Sem-CS: Semantic CLIPStyler for Text-Based Image Style Transfer
This work addresses content mismatch and over-stylization issues in text-based image style transfer, improving realism for applications in digital art and media, but it is incremental as it builds on CLIPStyler.
The paper tackled the problem of semantic loss in text-based image style transfer by proposing Semantic CLIPStyler (Sem-CS), which segments content images and uses global foreground and background losses to preserve object semantics, resulting in superior qualitative and quantitative performance as shown by DISTS, NIMA, and user study scores.
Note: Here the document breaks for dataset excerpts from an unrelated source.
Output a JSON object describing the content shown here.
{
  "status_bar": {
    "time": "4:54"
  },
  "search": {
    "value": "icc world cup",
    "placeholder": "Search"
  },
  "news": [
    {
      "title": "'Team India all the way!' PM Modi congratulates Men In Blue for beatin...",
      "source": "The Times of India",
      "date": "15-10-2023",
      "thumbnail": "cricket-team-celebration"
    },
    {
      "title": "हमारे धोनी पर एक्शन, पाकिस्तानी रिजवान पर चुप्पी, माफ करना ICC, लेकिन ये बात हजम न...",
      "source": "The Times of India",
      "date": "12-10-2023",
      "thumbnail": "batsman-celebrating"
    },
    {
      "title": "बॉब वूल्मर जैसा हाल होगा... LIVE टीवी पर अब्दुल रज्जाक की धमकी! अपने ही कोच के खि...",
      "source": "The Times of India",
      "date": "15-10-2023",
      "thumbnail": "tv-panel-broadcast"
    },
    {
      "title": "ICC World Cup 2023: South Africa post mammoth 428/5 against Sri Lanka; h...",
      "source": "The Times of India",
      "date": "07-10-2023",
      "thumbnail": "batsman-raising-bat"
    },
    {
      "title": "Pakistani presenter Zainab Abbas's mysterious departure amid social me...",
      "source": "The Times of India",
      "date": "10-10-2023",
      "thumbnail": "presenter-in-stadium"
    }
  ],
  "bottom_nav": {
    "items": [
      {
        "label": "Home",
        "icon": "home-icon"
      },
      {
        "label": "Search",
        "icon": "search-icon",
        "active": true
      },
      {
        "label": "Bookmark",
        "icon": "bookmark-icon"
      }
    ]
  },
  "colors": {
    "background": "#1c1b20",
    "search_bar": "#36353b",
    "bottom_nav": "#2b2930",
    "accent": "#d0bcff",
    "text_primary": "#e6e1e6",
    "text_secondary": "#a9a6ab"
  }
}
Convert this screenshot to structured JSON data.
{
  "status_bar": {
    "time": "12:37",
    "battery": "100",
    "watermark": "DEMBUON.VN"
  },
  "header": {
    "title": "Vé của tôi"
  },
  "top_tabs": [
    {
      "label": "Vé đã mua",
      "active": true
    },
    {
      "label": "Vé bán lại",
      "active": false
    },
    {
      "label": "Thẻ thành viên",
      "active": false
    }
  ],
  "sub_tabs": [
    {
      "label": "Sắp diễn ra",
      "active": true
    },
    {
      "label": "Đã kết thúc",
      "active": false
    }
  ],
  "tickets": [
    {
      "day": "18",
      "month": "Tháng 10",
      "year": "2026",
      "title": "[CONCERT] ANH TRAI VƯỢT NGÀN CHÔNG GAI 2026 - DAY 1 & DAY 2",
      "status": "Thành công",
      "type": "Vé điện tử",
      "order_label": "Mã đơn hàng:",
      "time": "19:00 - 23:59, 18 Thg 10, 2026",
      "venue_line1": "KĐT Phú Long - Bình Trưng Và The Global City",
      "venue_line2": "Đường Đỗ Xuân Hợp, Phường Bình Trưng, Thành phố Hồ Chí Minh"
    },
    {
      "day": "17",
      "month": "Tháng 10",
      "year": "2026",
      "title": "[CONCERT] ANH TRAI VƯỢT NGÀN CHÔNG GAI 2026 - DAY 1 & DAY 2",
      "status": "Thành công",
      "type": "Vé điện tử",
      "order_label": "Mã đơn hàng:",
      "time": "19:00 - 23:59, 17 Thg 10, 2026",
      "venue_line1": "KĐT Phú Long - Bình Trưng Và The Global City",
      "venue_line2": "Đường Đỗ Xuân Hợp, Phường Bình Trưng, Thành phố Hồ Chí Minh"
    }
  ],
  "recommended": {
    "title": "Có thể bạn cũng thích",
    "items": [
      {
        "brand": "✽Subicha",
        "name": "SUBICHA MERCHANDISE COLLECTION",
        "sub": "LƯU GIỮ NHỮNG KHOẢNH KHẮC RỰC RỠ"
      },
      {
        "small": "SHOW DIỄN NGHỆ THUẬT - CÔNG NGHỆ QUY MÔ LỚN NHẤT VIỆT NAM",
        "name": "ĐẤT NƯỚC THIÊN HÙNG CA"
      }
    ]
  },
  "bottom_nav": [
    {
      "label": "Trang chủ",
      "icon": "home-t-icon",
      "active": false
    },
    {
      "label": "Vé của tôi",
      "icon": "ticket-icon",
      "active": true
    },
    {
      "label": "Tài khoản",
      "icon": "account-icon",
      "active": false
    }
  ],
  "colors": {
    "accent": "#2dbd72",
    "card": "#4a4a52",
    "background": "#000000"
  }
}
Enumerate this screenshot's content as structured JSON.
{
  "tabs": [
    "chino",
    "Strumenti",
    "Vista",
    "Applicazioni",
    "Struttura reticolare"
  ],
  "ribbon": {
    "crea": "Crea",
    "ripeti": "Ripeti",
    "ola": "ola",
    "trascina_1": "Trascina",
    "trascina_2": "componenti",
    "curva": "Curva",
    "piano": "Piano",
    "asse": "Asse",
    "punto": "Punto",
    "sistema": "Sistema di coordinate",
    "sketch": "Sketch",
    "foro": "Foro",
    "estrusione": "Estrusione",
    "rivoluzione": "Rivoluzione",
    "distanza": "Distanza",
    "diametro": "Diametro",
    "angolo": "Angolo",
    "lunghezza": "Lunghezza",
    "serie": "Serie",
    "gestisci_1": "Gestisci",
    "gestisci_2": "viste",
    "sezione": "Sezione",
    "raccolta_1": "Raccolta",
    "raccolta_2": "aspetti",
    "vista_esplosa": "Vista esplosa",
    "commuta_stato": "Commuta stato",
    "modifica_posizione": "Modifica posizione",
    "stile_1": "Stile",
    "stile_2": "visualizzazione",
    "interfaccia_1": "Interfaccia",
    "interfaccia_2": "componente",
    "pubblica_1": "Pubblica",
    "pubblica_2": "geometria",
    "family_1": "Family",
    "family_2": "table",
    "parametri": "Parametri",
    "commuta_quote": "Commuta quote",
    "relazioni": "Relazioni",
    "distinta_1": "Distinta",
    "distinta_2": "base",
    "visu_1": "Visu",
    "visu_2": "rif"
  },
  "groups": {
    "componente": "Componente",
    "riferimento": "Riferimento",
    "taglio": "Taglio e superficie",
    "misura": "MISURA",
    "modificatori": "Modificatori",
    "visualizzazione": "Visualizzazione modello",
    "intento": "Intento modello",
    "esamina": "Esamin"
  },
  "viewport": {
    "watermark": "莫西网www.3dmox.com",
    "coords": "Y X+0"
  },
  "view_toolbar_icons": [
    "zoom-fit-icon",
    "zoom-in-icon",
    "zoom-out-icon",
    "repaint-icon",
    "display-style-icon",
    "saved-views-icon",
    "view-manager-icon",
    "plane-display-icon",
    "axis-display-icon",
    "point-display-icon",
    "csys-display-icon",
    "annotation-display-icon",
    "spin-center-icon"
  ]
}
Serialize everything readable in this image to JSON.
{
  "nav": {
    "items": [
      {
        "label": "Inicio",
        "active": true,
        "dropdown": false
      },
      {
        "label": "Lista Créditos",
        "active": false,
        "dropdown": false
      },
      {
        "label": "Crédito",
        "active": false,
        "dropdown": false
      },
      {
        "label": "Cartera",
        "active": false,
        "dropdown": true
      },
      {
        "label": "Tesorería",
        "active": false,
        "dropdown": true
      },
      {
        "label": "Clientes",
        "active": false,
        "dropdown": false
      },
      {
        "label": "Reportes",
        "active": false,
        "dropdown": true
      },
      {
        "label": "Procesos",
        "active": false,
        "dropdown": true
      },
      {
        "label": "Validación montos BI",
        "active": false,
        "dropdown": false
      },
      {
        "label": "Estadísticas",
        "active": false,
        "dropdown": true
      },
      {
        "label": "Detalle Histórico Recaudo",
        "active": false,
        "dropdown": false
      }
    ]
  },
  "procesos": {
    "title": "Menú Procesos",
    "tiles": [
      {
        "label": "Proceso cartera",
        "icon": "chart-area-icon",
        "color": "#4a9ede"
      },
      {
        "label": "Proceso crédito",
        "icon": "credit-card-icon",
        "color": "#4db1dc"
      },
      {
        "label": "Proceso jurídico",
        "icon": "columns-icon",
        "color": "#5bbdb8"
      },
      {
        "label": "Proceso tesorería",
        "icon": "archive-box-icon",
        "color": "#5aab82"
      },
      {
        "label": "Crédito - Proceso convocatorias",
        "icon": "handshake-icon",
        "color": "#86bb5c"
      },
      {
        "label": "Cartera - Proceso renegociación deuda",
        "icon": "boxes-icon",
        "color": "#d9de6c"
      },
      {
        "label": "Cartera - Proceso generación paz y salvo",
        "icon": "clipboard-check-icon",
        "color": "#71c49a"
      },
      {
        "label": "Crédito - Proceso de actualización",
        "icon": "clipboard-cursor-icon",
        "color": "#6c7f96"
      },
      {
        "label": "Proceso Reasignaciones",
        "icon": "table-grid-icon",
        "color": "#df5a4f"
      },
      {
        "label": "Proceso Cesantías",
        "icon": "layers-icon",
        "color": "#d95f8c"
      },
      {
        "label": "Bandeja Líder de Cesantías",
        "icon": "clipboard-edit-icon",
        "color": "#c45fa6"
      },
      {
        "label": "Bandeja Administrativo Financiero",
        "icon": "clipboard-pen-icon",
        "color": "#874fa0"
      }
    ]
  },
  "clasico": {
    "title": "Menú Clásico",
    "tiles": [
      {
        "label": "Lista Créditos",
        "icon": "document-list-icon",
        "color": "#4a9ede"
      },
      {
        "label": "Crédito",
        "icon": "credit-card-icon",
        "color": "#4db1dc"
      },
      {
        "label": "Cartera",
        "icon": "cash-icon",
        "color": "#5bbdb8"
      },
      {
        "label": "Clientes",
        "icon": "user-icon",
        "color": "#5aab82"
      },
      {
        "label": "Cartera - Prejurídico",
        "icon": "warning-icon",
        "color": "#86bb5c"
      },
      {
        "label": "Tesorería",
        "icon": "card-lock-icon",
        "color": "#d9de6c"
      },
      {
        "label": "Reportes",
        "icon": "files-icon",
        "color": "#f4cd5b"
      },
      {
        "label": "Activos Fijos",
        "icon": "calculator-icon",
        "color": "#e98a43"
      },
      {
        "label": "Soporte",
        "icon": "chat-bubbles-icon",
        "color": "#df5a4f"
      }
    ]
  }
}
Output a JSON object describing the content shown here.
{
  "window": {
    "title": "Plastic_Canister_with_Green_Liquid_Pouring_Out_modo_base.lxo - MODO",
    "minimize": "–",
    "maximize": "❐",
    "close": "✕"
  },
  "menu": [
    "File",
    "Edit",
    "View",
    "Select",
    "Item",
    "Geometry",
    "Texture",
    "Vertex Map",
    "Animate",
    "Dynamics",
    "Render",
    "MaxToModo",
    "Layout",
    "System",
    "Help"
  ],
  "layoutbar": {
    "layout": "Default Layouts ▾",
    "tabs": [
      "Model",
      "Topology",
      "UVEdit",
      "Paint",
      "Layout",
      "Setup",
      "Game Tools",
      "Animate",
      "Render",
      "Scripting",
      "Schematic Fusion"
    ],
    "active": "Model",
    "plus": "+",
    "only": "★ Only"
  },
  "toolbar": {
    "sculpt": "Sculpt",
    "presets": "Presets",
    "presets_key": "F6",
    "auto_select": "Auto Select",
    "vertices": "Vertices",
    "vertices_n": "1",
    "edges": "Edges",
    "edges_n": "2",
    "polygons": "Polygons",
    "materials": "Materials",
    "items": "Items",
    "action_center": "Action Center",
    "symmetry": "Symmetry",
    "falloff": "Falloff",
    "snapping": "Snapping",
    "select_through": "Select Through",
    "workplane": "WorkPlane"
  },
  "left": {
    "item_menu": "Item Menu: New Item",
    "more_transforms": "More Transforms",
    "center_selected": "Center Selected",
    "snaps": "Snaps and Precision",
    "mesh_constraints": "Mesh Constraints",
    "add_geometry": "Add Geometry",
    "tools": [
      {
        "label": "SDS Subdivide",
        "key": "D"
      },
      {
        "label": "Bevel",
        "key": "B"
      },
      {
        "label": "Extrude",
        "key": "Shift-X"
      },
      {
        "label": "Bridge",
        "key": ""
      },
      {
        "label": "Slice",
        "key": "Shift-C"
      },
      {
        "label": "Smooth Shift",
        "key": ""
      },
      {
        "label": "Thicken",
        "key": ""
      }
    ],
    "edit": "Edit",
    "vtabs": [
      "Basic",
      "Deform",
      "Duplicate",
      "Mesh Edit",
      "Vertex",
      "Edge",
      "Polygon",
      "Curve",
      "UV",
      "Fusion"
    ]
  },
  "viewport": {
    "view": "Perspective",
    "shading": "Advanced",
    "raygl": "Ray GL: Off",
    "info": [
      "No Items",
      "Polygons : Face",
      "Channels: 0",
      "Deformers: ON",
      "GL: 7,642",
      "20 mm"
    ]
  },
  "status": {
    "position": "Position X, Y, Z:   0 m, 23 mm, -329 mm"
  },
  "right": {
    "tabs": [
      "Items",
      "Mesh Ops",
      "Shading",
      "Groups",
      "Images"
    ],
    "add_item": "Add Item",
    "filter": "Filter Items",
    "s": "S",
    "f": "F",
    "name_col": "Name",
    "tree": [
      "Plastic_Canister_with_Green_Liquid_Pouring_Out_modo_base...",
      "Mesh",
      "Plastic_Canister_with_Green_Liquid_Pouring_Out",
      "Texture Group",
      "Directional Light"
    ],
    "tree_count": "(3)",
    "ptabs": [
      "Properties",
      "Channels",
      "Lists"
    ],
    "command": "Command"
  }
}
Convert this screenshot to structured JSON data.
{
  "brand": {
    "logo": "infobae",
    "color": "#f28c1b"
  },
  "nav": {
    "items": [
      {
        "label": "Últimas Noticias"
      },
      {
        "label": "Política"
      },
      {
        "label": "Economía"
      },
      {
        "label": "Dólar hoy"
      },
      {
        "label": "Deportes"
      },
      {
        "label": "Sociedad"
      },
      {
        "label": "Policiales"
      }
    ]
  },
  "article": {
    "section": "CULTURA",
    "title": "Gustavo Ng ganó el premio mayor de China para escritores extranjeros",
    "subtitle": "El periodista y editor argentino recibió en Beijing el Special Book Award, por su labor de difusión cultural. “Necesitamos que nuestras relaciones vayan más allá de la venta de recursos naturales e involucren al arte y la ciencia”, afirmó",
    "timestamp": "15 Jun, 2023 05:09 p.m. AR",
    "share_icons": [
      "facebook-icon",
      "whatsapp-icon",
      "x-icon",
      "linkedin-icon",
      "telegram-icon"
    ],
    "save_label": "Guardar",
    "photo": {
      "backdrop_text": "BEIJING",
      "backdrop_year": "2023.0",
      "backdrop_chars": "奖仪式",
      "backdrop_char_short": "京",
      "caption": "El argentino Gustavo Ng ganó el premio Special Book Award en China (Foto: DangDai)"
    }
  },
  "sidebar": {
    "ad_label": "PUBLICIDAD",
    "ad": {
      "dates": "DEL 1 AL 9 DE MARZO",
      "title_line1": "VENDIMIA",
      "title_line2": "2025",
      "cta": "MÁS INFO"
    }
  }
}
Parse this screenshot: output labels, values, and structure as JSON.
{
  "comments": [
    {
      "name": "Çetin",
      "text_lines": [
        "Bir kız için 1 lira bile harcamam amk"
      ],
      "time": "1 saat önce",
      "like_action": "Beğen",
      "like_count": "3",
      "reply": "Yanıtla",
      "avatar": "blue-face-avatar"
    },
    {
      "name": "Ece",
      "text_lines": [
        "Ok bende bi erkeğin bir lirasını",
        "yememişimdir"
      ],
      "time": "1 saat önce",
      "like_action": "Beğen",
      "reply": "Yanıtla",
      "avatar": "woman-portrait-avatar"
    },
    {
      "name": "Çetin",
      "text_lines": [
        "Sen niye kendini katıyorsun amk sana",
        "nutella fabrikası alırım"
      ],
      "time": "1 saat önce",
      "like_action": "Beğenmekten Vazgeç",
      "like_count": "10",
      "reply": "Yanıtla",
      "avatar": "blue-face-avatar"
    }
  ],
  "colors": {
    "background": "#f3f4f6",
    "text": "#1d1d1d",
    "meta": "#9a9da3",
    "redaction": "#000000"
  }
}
CLIPStyler demonstrated image style transfer with realistic textures using only a style text description (instead of requiring a reference style image). However, the ground semantics of objects in the style transfer output is lost due to style spill-over on salient and background objects (content mismatch) or over-stylization. To solve this, we propose Semantic CLIPStyler (Sem-CS), that performs semantic style transfer. Sem-CS first segments the content image into salient and non-salient objects and then transfers artistic style based on a given style text description. The semantic style transfer is achieved using global foreground loss (for salient objects) and global background loss (for non-salient objects). Our empirical results, including DISTS, NIMA and user study scores, show that our proposed framework yields superior qualitative and quantitative performance. Our code is available at github.com/chandagrover/sem-cs.